I'm learning low-level details of the STM32. I am puzzled by how the vector table is setup.
In the reference manual, table 63, it lists the STM32F103C8's vector table. It goes from
0x00000130. However, if you look at the generated files from STM32CubeMX (like startup_stm32f103xb.s), you notice it only lists entries until
0x00000108, and at this address is the magic number
0xF108F85F, which I eventually found information about here.
Why does the generated code's vector table have fewer entries than the reference manual's vector table? Are those last few entries not actually used, or they can somehow be omitted without consequence?

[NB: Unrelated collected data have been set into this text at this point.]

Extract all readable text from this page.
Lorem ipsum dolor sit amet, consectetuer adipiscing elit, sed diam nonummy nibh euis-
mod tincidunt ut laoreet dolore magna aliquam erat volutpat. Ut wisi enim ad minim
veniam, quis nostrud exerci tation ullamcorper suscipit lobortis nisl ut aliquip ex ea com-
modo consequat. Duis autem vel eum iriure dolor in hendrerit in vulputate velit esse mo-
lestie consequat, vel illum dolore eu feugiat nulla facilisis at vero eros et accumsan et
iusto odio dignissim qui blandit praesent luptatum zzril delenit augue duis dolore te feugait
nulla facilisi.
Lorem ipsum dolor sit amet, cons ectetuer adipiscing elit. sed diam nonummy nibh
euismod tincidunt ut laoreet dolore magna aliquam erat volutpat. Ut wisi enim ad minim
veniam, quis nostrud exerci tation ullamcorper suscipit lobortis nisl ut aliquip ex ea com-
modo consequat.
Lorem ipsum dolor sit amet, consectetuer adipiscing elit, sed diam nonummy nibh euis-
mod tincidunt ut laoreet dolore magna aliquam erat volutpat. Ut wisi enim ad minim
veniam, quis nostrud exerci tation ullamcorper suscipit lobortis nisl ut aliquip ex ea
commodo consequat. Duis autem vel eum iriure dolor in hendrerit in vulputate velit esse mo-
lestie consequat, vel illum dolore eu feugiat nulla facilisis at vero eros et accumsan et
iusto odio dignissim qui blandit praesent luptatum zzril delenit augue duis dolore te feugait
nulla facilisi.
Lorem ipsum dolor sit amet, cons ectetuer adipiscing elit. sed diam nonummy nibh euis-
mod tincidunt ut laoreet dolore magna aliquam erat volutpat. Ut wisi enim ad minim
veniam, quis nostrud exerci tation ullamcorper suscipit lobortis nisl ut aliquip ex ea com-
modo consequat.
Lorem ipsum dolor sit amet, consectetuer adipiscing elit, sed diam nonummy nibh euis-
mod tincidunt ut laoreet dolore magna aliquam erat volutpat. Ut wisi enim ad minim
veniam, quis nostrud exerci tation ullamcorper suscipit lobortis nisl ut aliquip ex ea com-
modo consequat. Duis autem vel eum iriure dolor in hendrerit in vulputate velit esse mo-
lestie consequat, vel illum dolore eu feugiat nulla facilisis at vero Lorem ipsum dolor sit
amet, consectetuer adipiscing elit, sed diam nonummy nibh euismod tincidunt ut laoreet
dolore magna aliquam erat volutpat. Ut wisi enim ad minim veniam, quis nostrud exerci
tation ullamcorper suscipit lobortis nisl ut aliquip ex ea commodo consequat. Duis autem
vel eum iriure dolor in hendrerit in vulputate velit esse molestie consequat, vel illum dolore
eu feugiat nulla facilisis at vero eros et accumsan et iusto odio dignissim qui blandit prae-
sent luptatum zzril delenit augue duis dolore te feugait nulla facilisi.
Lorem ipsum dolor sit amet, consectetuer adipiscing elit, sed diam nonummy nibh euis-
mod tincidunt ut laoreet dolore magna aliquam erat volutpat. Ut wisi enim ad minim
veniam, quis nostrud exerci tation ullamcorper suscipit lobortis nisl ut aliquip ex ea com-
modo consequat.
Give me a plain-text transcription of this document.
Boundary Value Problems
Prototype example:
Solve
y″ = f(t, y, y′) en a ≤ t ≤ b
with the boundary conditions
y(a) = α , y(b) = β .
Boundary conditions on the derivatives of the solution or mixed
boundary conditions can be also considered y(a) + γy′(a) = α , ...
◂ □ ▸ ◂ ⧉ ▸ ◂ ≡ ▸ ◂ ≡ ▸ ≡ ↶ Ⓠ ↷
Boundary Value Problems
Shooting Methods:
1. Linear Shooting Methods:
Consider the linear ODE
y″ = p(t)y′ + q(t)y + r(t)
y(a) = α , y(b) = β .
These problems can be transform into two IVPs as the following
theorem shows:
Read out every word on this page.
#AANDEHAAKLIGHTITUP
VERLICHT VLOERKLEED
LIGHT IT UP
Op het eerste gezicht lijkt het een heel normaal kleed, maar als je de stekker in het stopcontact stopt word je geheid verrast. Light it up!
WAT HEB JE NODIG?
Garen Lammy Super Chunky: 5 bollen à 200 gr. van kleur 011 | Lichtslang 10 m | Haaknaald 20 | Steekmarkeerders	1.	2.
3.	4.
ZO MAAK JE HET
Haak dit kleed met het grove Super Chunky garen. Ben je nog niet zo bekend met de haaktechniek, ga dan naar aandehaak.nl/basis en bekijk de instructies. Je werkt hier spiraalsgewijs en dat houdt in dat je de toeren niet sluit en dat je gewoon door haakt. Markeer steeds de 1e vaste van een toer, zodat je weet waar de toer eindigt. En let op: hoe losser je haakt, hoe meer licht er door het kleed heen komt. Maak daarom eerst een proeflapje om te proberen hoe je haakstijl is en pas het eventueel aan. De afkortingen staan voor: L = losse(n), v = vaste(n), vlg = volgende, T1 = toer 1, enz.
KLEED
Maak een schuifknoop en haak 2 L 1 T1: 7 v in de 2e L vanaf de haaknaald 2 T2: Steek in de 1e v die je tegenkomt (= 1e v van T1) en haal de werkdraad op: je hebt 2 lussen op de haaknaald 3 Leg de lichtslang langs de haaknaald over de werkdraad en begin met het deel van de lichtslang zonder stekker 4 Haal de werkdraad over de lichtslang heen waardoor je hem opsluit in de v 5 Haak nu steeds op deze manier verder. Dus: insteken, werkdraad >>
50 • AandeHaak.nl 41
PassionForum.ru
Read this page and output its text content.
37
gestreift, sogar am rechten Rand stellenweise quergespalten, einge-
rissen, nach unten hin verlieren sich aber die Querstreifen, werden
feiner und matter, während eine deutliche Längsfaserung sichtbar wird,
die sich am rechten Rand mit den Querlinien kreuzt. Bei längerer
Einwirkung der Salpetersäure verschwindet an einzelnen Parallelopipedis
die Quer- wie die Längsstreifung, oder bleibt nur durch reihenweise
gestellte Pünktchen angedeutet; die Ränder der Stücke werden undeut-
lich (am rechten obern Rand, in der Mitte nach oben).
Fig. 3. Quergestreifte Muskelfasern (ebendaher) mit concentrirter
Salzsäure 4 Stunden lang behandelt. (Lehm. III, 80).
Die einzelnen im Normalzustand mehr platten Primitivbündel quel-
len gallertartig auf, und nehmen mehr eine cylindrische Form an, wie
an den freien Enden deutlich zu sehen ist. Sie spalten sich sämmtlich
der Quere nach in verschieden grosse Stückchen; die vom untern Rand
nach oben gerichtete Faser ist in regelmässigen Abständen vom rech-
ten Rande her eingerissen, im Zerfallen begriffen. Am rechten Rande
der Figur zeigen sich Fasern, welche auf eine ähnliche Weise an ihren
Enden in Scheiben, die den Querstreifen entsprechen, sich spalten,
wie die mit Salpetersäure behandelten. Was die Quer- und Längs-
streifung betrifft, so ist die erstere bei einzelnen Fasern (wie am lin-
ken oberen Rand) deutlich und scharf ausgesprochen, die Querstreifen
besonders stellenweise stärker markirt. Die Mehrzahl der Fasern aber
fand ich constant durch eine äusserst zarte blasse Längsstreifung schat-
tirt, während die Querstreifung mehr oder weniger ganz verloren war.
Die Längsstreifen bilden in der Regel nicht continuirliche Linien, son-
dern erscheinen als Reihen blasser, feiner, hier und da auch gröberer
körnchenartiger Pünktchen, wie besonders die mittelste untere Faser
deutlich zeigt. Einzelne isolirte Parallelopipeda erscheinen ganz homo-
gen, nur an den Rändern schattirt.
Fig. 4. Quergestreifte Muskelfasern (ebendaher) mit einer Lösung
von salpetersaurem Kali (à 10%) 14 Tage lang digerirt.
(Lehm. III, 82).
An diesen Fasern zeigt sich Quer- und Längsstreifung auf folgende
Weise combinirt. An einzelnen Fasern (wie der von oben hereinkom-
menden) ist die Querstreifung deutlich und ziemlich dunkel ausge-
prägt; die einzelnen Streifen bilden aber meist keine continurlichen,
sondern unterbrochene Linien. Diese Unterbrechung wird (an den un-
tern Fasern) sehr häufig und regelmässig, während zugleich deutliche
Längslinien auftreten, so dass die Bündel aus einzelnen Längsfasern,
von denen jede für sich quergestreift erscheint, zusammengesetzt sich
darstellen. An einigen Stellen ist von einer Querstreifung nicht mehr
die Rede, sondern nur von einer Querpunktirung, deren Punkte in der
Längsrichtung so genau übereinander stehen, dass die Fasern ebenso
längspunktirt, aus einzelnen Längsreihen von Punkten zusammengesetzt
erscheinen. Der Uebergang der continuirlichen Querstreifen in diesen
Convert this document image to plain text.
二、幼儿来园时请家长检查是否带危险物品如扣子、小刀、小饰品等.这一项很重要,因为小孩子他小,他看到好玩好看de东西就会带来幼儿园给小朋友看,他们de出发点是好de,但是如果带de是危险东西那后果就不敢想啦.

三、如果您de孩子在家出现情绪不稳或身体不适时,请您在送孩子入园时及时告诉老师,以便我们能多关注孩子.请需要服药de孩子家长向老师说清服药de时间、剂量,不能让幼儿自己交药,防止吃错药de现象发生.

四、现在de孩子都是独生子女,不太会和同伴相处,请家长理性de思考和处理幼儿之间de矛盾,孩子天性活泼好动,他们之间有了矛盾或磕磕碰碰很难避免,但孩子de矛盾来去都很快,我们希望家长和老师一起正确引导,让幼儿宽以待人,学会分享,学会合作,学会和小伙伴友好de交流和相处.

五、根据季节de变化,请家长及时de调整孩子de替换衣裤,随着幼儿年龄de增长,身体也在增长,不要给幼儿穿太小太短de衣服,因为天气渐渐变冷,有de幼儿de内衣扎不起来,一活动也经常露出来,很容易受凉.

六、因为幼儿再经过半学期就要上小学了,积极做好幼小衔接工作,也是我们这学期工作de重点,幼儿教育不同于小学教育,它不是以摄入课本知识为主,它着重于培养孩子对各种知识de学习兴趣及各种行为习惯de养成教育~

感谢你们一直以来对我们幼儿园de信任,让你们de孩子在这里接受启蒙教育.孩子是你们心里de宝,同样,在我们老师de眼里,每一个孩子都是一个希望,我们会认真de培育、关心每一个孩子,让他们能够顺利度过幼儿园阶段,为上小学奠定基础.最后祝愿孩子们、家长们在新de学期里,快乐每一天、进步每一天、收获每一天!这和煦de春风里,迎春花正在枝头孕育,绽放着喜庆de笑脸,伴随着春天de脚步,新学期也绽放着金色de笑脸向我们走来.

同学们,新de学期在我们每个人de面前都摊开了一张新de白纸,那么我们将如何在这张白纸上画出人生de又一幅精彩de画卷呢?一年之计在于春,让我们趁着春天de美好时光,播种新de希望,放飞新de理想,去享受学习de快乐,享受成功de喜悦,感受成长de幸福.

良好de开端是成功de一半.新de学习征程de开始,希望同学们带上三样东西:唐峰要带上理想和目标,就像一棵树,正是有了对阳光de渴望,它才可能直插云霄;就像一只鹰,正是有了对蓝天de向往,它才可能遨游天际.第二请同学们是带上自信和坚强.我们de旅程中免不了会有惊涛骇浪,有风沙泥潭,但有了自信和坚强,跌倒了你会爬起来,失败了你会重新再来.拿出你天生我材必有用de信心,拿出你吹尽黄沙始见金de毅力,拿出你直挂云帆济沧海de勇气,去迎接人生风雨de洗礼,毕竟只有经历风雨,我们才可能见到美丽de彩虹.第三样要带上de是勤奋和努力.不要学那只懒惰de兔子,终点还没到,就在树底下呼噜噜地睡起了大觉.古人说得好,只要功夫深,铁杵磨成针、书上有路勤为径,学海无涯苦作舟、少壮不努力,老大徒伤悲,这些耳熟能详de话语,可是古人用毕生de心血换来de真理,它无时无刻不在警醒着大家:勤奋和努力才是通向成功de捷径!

Position 0x108 should be the handler for interrupt "TIM5 global interrupt". I don't know what this is but why is it that somehow the magic number above can be here instead of the actual handler?
It begs a related but different question, which is that on some bare metal STM32 code, the only entries defined in the vector table are the stack pointer and the reset handler. No other handlers. What happens here? Are those interrupts disabled by default? Or is that that since those handlers are undefined, the mcu behaviour will be undefined should those interrupts occur and the code just assumes those interrupts will not happen?
The reference manual linked is for a big family, STM32F10xxx, of devices, and each target/mcu variant in the family will have varying hardware peripheral blocks and functions. The number of maskable interrupts supported by a target vary with the available peripheral block. As such, the vector table could be then be reduced subset of the table listed for the family of devices, if a particular in the family has a reduced subset of peripherals. Consequently, everything that follows the vector table is moved up.
Looking through the product datasheet for the STM32F103C8 in specific, the peripheral blocks, as listed below, corresponding to the missing vectors are not available for the given target.
See table 2 in the product datasheet for an overview of the available peripheral blocks.